Y no es que Dios no quiera la paz. Sí la quiere, pero no la de los sepulcros. La verdadera paz, nos recuerda san Agustín de Hipona, consiste en la tranquilidad que sigue a la vigencia de la justicia. Y en ocasiones, hay que pelear para conseguirla. De hecho, pelear no es mera opción sino obligación, por ejemplo, cuando debemos proteger a nuestros hijos de agresiones. De peligrar sus vidas y no haber otras opciones, debemos, en defensa de ellos, matar al atacante. La ley y la Iglesia misma reconocen la legítima defensa.

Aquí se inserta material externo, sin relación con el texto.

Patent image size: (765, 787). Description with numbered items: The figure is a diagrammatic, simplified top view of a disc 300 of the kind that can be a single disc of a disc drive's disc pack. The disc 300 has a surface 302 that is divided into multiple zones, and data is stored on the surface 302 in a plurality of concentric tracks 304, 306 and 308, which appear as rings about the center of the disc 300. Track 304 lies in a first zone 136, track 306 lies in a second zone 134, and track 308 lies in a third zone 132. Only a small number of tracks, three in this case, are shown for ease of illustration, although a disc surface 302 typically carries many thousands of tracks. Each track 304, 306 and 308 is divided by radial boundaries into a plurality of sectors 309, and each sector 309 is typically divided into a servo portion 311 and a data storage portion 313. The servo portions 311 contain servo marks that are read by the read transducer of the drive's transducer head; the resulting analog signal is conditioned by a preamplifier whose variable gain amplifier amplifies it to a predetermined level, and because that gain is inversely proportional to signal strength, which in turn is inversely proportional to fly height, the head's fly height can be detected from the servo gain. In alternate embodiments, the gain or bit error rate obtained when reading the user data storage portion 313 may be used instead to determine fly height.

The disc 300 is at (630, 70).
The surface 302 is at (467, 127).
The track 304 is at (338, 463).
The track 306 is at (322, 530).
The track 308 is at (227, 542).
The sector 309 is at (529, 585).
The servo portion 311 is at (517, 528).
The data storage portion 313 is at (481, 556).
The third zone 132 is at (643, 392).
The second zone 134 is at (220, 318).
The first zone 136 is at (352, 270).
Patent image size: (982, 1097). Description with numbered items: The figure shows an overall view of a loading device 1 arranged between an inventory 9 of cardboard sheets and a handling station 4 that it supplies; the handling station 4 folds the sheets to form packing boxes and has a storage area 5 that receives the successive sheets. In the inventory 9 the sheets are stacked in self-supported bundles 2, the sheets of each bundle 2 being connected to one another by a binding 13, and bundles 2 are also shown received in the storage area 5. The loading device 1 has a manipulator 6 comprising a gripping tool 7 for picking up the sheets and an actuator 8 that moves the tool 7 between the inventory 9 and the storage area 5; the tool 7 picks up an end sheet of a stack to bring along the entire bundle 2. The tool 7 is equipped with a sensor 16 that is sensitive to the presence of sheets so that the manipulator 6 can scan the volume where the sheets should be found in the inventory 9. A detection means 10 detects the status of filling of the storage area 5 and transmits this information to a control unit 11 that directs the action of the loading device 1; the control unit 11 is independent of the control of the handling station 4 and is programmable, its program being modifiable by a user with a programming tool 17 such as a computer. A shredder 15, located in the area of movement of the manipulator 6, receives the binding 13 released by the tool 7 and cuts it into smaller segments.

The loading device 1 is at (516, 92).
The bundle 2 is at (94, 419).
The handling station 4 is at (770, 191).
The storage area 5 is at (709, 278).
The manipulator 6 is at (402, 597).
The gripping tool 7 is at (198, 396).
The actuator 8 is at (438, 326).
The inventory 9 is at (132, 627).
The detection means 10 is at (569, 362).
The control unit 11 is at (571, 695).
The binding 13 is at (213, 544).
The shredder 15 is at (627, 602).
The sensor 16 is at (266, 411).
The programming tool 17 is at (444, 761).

La Iglesia reconoce además la posibilidad de una guerra justa. Leemos en el Catecismo: «mientras exista el riesgo de guerra y falte una autoridad internacional competente y provista de la fuerza correspondiente, una vez agotados todos los medios de acuerdo pacífico, no se podrá negar a los gobiernos el derecho a la legítima defensa».
Para ello, nos dice, se deben cumplir ciertas condiciones. Las más importantes son las siguientes: que el daño causado por el agresor a la nación o a la comunidad de las naciones sea duradero, grave y cierto; que todos los demás medios para poner fin a la agresión hayan resultado impracticables o ineficaces; que se reúnan las condiciones serias de éxito; que el empleo de las armas no entrañe males y desórdenes más graves que el mal que se pretende eliminar. El Catecismo remarca: «Estos son los elementos tradicionales enumerados en la doctrina llamada de la “guerra justa”».
La Iglesia advierte también de otros aspectos de la guerra, como que la objeción de conciencia para no tomar las armas no se convierta en excusa para no servir de ningún otro modo a la defensa de la patria, como no promover las guerras para preservar el gran negocio del comercio de armas, la obligación de respetar a la población no combatiente, el trato humanitario a los heridos y desplazados, la absoluta malicia de las armas de destrucción masiva, especialmente las atómicas cuyo uso destruiría por completo el planeta, y, entre otros asuntos, el convertir el conflicto en pretexto para exterminar pueblos enteros: a eso se le llamaría genocidio.
San Bernardo de Claraval añadiría una condición más: que se tomen las armas por amor a tu patria, no por odio al enemigo; es más, al mismo enemigo lo debes amar como ordena Jesús.
Revisando estas condiciones, es difícil pensar como posible una guerra “justa”. Por ello, procuremos evitarlas. Que nuestra esperanza mejor sea la de Isaías: «Harán arados de sus espadas y sacarán hoces de sus lanzas. Una nación no levantará la espada contra otra y no se adiestrarán para la guerra». Que Dios nos conceda su Paz.